JAKARTA – Survei Litbang Kompas yang dirilis pada Januari 2025 mencatat tingkat kepuasan masyarakat terhadap kinerja pemerintahan Prabowo Subianto dan Gibran Rakabuming Raka mencapai 80,9 persen. Dalam survei yang melibatkan responden dari 38 provinsi di Indonesia ini, hanya 19,1 persen yang mengaku tidak puas.
Capaian ini menjadi sorotan publik, terutama karena diraih dalam 100 hari pertama pemerintahan Kabinet Merah Putih. Meski sempat muncul polemik atas beberapa kebijakan, seperti di bidang hukum, perpajakan, dan program “Makan Bergizi Gratis”, angka kepuasan tetap tinggi.

Menurut Dr. Verdy Firmantoro, pakar komunikasi politik Universitas Brawijaya, hasil survei ini mencerminkan optimisme publik terhadap pemerintah. “Dalam konteks 100 hari, angka ini lebih menunjukkan keyakinan masyarakat terhadap pemerintahan ini. Jika masyarakat sudah tidak yakin di awal, maka akan sulit untuk berharap banyak dalam lima tahun ke depan,” ujarnya.
Namun, Verdy mengingatkan bahwa hasil survei hanya mencerminkan tren opini publik secara umum. Segmen masyarakat tertentu, seperti kalangan menengah ke atas dan akademisi yang lebih kritis, cenderung tidak terwakili. “Pandangan dari kelompok kritis harus diakomodasi pemerintah agar kebijakan yang diambil tetap relevan dan tepat sasaran,” tambahnya.
Tantangan Sinkronisasi dan Dinamika Politik
Di balik tingginya tingkat kepuasan, Verdy mencatat adanya tantangan besar, yaitu memastikan sinkronisasi antara presiden dan para menteri. Blunder di sejumlah kementerian dalam tiga bulan terakhir dianggap menunjukkan potensi miskomunikasi yang dapat merusak citra pemerintah.
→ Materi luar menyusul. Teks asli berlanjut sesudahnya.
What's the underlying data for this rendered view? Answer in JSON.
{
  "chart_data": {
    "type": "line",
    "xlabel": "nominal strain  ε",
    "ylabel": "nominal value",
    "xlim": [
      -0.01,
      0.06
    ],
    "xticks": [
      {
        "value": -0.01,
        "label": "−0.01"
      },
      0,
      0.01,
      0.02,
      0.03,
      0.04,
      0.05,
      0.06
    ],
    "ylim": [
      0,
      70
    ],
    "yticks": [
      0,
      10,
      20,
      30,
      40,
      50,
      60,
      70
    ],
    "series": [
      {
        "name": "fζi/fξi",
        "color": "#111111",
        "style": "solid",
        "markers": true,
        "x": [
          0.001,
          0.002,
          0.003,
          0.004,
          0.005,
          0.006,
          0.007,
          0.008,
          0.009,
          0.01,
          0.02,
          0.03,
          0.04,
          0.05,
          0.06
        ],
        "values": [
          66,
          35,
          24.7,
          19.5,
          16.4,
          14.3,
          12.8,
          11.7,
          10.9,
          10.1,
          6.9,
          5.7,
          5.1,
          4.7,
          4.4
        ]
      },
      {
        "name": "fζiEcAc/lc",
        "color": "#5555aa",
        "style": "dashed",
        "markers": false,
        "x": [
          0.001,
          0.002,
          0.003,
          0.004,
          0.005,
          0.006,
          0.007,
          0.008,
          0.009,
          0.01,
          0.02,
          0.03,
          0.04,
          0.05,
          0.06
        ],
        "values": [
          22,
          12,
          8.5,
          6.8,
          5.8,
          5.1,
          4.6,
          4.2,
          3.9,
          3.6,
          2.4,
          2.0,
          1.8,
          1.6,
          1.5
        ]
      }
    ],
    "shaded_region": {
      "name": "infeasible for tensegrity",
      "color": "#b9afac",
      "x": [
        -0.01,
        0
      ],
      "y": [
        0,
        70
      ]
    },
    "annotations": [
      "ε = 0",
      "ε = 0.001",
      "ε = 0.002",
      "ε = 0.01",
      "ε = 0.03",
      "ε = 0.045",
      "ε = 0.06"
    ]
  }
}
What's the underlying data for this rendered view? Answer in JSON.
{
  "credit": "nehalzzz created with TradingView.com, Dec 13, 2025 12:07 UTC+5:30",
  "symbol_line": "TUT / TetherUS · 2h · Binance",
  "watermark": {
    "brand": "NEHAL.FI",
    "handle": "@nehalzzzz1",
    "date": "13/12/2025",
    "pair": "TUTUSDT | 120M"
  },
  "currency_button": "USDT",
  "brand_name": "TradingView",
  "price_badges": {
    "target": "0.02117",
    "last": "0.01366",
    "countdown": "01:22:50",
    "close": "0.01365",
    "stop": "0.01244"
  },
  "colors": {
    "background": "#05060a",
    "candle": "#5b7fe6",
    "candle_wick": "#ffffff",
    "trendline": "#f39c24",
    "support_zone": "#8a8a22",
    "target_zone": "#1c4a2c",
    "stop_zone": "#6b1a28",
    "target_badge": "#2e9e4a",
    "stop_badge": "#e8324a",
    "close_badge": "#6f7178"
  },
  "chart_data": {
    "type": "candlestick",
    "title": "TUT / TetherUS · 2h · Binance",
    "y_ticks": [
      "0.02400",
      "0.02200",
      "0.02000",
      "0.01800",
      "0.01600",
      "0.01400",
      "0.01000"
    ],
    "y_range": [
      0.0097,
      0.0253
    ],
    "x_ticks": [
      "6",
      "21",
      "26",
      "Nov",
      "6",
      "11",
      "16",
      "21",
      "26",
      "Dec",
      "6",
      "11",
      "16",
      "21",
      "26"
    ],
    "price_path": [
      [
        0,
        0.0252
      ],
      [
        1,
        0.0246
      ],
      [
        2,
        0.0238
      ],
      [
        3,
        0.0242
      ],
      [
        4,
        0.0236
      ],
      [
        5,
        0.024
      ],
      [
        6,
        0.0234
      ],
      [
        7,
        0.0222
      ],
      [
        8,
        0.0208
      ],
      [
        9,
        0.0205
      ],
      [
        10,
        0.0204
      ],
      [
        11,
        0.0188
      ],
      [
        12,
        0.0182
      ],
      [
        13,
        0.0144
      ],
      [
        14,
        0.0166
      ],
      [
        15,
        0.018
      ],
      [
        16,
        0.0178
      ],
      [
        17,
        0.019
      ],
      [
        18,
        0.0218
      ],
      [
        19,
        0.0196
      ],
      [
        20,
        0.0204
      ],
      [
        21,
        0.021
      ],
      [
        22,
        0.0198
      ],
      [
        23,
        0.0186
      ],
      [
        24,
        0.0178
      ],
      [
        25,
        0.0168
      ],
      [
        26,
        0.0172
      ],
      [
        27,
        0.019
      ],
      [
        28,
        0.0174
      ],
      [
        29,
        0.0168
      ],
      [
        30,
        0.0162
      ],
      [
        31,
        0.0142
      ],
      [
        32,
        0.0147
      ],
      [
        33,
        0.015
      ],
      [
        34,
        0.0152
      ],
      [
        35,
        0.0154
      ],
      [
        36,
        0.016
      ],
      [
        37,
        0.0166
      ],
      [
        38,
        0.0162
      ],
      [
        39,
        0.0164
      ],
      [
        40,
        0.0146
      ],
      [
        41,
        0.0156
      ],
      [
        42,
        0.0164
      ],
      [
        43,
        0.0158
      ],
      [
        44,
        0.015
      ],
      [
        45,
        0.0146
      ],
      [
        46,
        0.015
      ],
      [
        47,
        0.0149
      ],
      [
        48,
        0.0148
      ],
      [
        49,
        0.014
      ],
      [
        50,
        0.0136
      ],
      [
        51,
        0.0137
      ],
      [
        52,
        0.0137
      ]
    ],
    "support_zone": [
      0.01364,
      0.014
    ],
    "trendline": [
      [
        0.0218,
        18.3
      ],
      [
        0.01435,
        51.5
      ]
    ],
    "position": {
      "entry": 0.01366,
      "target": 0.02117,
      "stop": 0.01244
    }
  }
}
“Kinerja para menteri harus inline dengan presiden. Jika support system pemerintahan ini solid, maka kebijakan akan lebih efektif dan minim miskomunikasi,” tegasnya.
Selain itu, dinamika politik, seperti kongres PDIP yang diprediksi berpengaruh signifikan terhadap stabilitas politik nasional, menjadi tantangan tersendiri. Menurut Verdy, pemerintah perlu bersikap adaptif dalam menghadapi isu-isu politik strategis untuk menjaga momentum positif ini.
Evaluasi Program Populis
Program seperti “Makan Bergizi Gratis” mendapat apresiasi besar dari masyarakat, terutama kalangan menengah ke bawah. Namun, Verdy menilai program ini masih sebatas langkah populis awal. “Keberlanjutan program ini harus dipastikan. Jangan sampai hanya menjadi gimmick populis tanpa dampak jangka panjang yang nyata,” jelasnya.
Ia juga menyoroti pentingnya evaluasi terhadap program-program lain yang dirancang untuk mengatasi ketimpangan sosial ekonomi. Kritik dari berbagai kalangan harus dijadikan masukan agar pemerintah tetap responsif terhadap kebutuhan masyarakat.
Reshuffle Kabinet: Harapan dan Risiko
Terkait isu reshuffle kabinet, Verdy menyatakan bahwa langkah ini dapat menjadi solusi untuk meningkatkan kinerja pemerintahan, tetapi harus dilakukan dengan bijak. “Reshuffle jangan terlalu sering dilakukan, karena stabilitas politik harus tetap dijaga. Selain itu, hindari adanya kepentingan pribadi yang mendasari reshuffle,” katanya.
Optimisme yang Harus Dijaga
Survei Litbang Kompas ini menunjukkan optimisme publik yang tinggi terhadap pemerintahan Prabowo-Gibran. Namun, pemerintah harus menjadikan hasil ini sebagai motivasi untuk bekerja lebih keras, bukan sekadar euforia sesaat.
Dengan memperkuat koordinasi antar kementerian, mendengarkan kritik dari berbagai kelompok masyarakat, serta memastikan keberlanjutan program-program prioritas, pemerintah diharapkan mampu mempertahankan momentum positif ini hingga lima tahun mendatang.